Volunteering at UNC Hospital’s Burn Center, he worked with the chaplain, Shirley Massey, to start what became an annual Celebration of Life reunion for former patients who were burn survivors.
In 2006, Mr. Rimer and his wife followed their friends from Fearrington Village, several miles down the road, to Carolina Meadows, a continuing care community. Joan died in May 2012. Irving continued to pursue learning. He read widely, helped start a play-reading group and kept up with the poetry club. He gave talks on the anti-smoking crusade, extended himself to friends and spent time with his daughters.
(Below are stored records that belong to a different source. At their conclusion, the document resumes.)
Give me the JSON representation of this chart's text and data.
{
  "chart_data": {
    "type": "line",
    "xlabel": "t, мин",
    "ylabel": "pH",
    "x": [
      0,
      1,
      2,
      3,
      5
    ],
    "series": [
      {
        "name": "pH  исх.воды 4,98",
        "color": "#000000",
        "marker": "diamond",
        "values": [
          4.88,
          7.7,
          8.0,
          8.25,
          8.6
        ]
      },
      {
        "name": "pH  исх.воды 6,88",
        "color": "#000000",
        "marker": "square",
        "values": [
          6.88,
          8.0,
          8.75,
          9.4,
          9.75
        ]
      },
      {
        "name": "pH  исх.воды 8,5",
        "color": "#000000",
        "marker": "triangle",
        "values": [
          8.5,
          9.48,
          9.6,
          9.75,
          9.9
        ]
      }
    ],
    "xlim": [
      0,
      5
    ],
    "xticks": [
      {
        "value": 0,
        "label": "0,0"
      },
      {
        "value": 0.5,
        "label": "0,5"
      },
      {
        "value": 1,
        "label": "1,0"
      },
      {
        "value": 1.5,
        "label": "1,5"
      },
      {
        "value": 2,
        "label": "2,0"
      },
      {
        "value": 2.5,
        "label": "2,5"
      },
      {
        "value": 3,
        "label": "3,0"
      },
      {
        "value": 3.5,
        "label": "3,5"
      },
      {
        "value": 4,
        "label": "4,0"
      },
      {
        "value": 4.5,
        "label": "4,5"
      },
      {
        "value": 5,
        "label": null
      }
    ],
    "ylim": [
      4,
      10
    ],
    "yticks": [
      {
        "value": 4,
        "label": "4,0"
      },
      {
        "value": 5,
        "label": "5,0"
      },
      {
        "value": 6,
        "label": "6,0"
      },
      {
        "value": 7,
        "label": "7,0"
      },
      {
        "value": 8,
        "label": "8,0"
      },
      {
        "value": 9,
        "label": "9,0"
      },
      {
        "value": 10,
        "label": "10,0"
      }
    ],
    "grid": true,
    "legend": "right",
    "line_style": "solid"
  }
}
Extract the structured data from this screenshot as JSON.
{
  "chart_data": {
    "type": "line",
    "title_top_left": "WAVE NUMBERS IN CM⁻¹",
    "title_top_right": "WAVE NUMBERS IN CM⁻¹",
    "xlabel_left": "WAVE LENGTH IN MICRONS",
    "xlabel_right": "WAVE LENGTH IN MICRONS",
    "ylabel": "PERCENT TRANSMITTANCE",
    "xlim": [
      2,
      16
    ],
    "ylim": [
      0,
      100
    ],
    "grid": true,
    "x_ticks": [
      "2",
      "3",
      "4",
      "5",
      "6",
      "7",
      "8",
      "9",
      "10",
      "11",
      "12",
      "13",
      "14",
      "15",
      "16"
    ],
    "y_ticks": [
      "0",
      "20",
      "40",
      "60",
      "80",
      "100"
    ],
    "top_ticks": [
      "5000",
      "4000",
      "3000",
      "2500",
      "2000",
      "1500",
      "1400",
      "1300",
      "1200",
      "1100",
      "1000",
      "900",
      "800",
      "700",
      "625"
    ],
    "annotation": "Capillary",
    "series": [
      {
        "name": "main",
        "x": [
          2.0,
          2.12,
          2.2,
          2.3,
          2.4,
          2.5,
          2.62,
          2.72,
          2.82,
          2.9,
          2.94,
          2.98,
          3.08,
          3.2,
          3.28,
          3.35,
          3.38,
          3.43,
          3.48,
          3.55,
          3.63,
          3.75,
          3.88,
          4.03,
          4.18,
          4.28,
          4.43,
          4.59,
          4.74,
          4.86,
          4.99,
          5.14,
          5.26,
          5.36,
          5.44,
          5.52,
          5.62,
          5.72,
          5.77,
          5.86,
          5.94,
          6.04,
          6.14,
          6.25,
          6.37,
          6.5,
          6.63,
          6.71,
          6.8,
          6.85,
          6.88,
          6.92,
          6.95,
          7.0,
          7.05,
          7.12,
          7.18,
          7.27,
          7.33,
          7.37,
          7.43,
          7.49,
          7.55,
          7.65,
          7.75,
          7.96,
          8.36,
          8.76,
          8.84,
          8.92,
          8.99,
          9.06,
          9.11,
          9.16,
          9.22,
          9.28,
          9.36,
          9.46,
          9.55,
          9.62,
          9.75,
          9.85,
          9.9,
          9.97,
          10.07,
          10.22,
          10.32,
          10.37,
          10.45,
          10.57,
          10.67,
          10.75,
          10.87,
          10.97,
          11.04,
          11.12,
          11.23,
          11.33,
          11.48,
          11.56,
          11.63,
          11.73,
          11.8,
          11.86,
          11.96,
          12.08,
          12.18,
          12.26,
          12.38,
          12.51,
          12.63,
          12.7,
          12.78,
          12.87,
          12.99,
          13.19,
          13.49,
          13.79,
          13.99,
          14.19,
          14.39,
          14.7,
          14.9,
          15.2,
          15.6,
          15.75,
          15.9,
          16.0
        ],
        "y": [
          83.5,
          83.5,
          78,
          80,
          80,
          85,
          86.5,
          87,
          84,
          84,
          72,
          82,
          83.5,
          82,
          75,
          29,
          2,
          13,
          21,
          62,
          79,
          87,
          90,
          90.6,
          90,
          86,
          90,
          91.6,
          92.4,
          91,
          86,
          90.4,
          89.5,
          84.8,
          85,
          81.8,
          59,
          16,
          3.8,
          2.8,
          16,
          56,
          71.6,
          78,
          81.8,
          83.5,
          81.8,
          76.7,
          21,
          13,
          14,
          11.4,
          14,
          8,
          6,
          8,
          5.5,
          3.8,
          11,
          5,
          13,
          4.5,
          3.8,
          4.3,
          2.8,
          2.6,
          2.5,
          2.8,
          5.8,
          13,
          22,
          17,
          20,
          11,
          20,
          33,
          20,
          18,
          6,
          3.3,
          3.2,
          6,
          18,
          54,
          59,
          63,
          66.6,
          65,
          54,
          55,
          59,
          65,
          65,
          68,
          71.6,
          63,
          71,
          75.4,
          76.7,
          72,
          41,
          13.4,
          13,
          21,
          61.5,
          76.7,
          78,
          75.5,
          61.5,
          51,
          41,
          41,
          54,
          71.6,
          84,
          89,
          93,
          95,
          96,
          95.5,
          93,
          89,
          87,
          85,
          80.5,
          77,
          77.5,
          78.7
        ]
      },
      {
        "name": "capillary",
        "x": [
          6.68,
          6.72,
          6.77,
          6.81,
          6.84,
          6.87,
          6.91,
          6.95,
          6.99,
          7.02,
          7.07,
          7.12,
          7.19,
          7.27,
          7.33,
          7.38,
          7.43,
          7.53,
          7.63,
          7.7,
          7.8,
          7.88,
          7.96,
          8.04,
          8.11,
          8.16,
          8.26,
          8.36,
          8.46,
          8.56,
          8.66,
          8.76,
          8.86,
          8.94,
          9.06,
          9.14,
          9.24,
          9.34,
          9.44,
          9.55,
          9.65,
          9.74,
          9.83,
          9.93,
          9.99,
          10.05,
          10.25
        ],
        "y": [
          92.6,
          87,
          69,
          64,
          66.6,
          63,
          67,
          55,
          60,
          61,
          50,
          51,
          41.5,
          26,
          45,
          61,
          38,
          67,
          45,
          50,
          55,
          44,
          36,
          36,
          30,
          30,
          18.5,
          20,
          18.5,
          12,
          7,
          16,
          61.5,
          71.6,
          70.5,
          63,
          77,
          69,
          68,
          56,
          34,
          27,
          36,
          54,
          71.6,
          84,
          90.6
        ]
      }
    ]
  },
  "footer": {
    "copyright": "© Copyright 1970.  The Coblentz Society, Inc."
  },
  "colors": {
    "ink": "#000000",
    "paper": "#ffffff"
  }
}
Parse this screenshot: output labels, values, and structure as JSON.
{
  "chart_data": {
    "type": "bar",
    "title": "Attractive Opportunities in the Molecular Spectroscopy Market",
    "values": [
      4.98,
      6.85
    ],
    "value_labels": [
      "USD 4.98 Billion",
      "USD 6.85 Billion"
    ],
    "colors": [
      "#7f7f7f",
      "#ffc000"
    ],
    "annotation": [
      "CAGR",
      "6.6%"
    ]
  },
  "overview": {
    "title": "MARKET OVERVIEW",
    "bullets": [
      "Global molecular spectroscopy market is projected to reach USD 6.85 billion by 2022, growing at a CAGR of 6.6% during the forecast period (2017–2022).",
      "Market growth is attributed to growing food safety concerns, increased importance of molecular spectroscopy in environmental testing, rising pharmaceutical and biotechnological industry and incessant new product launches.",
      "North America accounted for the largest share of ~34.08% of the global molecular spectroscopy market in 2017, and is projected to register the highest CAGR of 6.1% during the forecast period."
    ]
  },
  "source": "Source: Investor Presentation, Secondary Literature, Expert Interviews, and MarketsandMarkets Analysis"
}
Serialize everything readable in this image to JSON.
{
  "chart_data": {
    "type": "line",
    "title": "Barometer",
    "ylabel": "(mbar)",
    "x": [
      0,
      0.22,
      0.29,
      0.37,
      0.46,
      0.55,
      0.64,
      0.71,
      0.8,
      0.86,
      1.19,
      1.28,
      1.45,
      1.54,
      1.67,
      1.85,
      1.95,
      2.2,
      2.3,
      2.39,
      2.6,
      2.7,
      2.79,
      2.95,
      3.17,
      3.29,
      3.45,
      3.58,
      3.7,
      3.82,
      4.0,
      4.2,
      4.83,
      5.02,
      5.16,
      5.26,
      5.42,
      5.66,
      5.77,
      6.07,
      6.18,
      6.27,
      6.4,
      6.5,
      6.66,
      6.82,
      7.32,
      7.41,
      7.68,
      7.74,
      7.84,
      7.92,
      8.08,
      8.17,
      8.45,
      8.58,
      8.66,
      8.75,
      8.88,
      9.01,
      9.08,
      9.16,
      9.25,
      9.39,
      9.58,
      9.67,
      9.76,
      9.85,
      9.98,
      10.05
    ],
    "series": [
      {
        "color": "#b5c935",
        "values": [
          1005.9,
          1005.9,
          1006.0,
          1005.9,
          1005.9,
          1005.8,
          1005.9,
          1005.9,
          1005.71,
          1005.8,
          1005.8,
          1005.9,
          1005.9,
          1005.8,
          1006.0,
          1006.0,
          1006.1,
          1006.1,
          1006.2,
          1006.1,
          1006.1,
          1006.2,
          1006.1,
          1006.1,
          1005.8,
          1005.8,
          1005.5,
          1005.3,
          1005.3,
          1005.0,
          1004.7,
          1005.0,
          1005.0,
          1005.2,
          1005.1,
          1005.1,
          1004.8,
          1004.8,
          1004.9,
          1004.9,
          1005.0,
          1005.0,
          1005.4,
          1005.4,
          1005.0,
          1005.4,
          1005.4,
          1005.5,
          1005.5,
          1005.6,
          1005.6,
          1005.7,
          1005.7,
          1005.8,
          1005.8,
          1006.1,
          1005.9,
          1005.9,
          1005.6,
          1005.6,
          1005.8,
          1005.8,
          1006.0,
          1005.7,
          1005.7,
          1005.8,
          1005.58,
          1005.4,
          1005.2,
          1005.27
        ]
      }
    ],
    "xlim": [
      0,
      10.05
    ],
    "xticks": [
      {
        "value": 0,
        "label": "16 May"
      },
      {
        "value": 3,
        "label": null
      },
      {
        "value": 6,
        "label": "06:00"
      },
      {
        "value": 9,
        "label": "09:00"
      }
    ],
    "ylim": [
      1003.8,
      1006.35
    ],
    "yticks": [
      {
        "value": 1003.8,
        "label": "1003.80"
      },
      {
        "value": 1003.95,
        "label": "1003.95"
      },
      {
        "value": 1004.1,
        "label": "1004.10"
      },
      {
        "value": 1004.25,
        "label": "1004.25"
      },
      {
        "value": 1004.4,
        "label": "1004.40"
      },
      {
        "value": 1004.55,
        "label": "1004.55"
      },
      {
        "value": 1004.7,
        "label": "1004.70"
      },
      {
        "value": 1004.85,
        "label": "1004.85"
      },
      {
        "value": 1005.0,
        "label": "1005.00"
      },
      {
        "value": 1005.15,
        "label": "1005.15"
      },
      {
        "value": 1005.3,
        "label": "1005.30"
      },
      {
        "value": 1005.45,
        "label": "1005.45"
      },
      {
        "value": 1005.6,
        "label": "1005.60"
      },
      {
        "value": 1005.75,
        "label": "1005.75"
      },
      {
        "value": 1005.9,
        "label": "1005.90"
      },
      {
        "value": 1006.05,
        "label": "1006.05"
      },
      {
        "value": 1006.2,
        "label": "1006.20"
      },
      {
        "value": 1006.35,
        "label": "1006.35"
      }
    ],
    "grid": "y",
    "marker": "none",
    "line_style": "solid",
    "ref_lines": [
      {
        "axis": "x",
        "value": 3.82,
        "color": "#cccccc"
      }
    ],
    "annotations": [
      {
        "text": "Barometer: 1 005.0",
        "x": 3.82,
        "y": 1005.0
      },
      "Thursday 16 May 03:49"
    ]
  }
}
He is survived by his daughters, Barbara, of Chapel Hill; Elizabeth, of Westport, Conn, and Sara, of Brookline, Mass.; his sons-in-law, Bernard Glassman and George Schott, and grandchildren, Paul and Julie Schott.
Donations can be made to the UNC Jaycees Burn Center – online medicalfoundationofnc.org/giving/ways/memorial or to the Medical Foundation of NC, Inc., 880 Martin Luther King Blvd., Chapel Hill, NC 27514. Please note that the gift is to the Celebration of Life Event, UNC Burn Center, in memory of Irving Rimer.